When capabilities backfire: Rethinking resource-based theory in health services exports
Abstract
In developing economies, the internationalization of health services remains limited despite increasing investments in firm capabilities and resources. Grounded in the Resource-Based View (RBV), this study explores the extent to which internal strengths—both tangible and intangible—contribute to the export performance of Colombian health service firms. Drawing on firm-level data from the national EDIT survey, we employed a mixed-methods quantitative approach combining Structural Equation Modeling (SEM) and a binary Logit model. SEM was used to identify latent constructs representing “Resources” and “Capabilities”, while the Logit model estimated the marginal effects of these and other predictors on the probability of export participation. Findings show that, contrary to RBV expectations, general resources and capability accumulation do not significantly enhance export propensity.
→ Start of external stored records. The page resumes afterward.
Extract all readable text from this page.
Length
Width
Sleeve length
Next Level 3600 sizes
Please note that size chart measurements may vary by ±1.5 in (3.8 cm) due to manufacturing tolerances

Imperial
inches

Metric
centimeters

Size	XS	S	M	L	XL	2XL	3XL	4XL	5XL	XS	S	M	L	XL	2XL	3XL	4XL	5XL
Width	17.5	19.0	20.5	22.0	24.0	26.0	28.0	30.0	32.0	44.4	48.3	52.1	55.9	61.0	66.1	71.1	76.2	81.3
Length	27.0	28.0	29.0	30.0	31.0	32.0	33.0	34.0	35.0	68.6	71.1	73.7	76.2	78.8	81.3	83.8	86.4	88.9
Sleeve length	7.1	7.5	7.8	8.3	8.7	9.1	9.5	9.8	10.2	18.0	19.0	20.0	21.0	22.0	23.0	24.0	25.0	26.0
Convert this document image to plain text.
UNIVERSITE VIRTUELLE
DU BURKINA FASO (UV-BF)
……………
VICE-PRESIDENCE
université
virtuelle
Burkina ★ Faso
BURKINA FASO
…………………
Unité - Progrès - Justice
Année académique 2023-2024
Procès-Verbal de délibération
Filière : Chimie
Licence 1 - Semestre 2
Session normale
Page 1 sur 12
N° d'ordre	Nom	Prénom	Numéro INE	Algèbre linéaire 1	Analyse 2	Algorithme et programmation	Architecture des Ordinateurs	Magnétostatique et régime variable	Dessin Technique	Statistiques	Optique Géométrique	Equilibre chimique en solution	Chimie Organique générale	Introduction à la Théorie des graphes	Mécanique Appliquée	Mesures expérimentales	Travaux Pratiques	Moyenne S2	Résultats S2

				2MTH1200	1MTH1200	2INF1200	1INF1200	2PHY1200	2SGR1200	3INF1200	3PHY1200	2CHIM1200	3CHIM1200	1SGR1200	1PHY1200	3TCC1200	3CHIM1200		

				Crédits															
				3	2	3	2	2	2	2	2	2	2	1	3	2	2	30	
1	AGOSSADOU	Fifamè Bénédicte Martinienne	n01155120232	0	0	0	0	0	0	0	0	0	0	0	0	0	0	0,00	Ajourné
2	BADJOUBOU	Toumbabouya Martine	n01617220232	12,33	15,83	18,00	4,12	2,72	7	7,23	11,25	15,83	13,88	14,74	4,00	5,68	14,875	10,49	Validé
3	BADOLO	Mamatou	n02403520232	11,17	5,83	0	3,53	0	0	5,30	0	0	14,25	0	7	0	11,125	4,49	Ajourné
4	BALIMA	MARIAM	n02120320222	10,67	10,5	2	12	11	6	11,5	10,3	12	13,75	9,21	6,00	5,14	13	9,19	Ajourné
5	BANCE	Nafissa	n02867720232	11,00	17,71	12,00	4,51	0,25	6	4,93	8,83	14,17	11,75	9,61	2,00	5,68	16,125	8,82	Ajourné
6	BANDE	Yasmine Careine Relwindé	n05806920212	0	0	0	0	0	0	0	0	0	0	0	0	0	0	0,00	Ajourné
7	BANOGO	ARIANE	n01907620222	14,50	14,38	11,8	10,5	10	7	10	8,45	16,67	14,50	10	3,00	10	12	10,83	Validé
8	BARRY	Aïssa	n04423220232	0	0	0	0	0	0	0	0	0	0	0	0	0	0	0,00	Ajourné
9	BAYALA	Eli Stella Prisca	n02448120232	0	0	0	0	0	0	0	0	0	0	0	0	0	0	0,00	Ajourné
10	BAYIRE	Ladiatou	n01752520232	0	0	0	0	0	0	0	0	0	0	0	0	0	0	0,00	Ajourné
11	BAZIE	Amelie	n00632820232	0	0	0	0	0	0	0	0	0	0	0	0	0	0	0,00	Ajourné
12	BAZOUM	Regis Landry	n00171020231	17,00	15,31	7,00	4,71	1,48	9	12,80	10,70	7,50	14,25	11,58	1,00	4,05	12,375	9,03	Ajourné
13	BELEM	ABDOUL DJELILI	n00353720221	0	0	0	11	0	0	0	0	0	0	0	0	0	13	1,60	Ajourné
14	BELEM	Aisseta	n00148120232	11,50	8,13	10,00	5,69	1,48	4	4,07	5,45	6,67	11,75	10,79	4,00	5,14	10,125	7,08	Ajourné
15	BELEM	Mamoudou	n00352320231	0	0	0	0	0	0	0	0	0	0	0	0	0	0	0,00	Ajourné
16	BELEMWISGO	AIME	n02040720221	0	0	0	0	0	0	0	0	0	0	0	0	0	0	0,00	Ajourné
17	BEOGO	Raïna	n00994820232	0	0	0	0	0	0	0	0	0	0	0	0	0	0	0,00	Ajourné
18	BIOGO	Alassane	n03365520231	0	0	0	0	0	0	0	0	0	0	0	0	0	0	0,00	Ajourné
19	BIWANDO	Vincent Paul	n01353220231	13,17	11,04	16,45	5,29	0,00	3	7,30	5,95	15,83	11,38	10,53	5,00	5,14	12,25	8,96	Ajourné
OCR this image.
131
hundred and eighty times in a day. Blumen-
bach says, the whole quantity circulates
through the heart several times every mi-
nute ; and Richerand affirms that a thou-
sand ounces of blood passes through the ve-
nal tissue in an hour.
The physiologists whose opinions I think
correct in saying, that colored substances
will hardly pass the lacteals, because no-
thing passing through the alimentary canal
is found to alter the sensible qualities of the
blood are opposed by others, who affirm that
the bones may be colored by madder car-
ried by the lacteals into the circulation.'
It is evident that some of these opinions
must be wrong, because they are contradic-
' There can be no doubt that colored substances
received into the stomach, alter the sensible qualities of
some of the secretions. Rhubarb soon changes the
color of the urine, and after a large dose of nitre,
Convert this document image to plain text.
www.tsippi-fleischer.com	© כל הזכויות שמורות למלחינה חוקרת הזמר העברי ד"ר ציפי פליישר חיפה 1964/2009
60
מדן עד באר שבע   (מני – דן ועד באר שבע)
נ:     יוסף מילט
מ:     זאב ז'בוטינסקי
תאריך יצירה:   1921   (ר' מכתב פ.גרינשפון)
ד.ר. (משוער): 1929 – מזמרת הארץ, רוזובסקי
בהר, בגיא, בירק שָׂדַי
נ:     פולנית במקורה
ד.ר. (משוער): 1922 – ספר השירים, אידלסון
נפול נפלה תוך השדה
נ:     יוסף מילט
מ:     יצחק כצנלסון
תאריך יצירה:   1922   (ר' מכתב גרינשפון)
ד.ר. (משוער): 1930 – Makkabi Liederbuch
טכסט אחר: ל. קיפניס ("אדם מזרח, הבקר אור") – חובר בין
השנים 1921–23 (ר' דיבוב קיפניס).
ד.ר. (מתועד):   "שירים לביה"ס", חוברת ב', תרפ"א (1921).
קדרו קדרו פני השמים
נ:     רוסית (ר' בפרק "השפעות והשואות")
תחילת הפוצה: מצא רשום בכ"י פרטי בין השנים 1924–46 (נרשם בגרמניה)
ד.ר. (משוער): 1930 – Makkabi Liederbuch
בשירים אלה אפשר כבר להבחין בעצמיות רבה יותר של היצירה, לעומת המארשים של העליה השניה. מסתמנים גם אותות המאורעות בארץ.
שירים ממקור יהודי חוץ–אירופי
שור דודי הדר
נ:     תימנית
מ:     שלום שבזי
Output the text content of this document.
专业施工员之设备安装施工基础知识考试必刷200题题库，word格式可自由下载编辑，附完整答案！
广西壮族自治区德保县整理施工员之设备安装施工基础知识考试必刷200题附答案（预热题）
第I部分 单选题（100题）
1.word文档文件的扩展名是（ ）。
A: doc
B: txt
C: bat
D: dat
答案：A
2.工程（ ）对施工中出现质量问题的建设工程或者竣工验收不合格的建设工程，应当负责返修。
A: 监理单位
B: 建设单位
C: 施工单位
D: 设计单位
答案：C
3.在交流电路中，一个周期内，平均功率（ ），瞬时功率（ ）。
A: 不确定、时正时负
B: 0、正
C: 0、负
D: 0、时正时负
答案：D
Instead, internal R&D investment emerges as the only statistically significant positive predictor of exporting, suggesting that firms focused on innovation have a competitive edge in international markets. The models also reveal that a synergy between resources and capabilities—when not strategically aligned—may even hinder export engagement. These results challenge conventional interpretations of RBV in service sectors, especially in middle-income countries, and underscore the need for innovation-oriented strategies. For both managers and policymakers, the findings highlight the importance of moving beyond capacity accumulation toward targeted investment in research, talent development, and international market readiness.